なぜスライドを用意していないか
SkywardLearning代表の中島です。
弊社の提供する授業はいずれもホワイトボードの前に私が立ち、必要に応じて板書をしながら進めていくという古典的な方法をとっています。
ややもすれば、キレイなパワポのスライドが具備されている方がクオリティが高く、生徒ウケもいいのでは?という気もしますが、実はそうではないことが研究によってわかっています。
この研究では、900名の生徒に対して内容の同じ授業をスライド(パワポ)と板書、それぞれの方法で行ったところ、なんと85%(765名)の生徒が板書を好んだことを明らかにしています。
理由として考えられているのは、
①アクティブに参加しやすい
②進行するペースが適切であると感じやすい
③余分な情報が少なく提示され、集中しやすい
とあります。
また、近いところで言えば認知心理学における「認知負荷」理論の中で、例えば本を読むとき、読みやすいフォントと読みにくいフォントで読んだ場合、後者の方がクリティカル・シンキングに繋がりやすく記憶に残りやすい、という報告もあります。
これはRobert Bjorkらによる"Desired Difficulty" の概念と関連しており、
つまりあまりにもスラスラと読んでしまって終わると、深く考える回路が起動しないで終わってしまうということです。

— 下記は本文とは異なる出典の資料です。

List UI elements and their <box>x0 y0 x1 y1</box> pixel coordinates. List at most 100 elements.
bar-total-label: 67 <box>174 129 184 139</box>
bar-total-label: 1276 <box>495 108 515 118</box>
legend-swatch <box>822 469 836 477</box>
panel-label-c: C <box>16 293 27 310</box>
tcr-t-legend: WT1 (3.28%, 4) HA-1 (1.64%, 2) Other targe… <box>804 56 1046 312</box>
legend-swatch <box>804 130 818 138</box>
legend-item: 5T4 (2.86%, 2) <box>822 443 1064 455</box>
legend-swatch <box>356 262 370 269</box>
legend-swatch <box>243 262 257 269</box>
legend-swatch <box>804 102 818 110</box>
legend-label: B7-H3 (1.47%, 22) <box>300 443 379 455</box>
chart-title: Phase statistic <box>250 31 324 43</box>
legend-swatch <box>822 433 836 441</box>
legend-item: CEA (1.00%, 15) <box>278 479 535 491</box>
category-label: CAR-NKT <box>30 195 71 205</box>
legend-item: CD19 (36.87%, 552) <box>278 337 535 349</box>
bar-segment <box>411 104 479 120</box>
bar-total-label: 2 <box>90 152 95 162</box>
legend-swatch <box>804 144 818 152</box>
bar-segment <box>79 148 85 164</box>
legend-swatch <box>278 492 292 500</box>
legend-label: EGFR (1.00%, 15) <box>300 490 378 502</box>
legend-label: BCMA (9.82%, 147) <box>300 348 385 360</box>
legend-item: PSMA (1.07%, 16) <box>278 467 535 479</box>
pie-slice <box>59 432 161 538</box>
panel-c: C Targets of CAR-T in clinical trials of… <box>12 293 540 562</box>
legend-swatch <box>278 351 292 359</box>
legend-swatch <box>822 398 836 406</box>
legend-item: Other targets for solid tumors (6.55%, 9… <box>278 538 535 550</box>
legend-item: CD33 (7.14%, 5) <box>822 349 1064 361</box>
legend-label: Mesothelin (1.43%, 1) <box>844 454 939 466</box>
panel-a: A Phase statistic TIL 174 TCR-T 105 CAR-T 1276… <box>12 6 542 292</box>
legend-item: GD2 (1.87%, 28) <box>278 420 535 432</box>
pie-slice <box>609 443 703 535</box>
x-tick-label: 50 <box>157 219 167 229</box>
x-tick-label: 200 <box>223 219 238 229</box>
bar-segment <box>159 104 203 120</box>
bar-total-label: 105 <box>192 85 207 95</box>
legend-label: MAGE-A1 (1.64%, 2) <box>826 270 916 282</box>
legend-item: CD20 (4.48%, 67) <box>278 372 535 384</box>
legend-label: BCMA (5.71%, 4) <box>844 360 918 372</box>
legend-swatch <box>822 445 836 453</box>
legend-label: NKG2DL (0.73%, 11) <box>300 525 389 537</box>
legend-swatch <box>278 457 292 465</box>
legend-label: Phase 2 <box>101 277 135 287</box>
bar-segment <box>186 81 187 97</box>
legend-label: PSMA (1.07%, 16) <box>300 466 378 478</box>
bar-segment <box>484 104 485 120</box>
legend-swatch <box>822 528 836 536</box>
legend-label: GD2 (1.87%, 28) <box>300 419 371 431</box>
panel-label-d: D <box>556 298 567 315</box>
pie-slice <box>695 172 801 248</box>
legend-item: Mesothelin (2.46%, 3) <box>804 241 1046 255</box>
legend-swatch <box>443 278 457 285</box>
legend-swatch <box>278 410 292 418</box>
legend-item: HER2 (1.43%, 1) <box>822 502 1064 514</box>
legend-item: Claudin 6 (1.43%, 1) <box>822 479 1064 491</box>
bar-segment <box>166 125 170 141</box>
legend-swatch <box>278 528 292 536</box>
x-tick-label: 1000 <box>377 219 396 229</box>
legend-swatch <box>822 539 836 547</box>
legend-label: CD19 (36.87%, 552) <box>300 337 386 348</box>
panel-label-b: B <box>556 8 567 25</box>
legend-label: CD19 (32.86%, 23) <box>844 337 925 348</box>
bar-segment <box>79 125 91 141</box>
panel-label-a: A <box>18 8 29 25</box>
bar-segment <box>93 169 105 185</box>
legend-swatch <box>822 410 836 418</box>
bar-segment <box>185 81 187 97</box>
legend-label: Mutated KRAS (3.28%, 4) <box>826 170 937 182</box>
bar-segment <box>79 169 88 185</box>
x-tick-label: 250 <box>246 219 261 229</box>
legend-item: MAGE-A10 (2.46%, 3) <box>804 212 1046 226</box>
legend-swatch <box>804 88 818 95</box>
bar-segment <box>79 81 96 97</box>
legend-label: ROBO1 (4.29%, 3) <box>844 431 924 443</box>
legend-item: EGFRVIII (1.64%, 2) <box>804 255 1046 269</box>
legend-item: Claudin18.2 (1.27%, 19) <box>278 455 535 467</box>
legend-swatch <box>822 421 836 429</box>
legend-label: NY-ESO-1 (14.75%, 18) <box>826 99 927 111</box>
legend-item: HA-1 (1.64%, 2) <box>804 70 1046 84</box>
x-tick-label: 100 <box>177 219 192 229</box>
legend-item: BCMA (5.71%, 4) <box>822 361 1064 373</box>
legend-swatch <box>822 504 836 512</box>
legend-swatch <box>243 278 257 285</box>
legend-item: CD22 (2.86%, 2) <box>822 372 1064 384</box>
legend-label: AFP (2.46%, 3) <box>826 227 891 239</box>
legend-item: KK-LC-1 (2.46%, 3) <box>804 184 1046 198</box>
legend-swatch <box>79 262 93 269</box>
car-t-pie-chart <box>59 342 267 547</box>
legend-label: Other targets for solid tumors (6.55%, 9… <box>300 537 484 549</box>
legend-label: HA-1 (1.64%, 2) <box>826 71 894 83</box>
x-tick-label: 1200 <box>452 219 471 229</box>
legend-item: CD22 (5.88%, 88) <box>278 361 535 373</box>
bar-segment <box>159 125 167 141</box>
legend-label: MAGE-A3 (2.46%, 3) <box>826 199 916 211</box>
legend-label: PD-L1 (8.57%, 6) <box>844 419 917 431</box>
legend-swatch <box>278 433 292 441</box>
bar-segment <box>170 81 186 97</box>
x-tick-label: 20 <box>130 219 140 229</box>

私個人の主観を付け加えてみると、例えば喫茶店で隣の席に座る他人同士の会話は気にならなくても、他人が通話をしているとやたら注意を奪われる、というのに近い気がします。
会話であれば完全な形で受け取ることができるのですが、通話は常に一方の発言が欠けている状態で耳に入るため、しなくてもいいのにその穴埋めを本能的にしたくなる気持ち悪さがあります。
パワポでキレイなスライドは他人同士の会話のようなもの、次の瞬間に何が書かれるか分からない、常に欠けた状態で進行する板書による授業は、他人の通話のように注意せざるを得ないのかもしれません。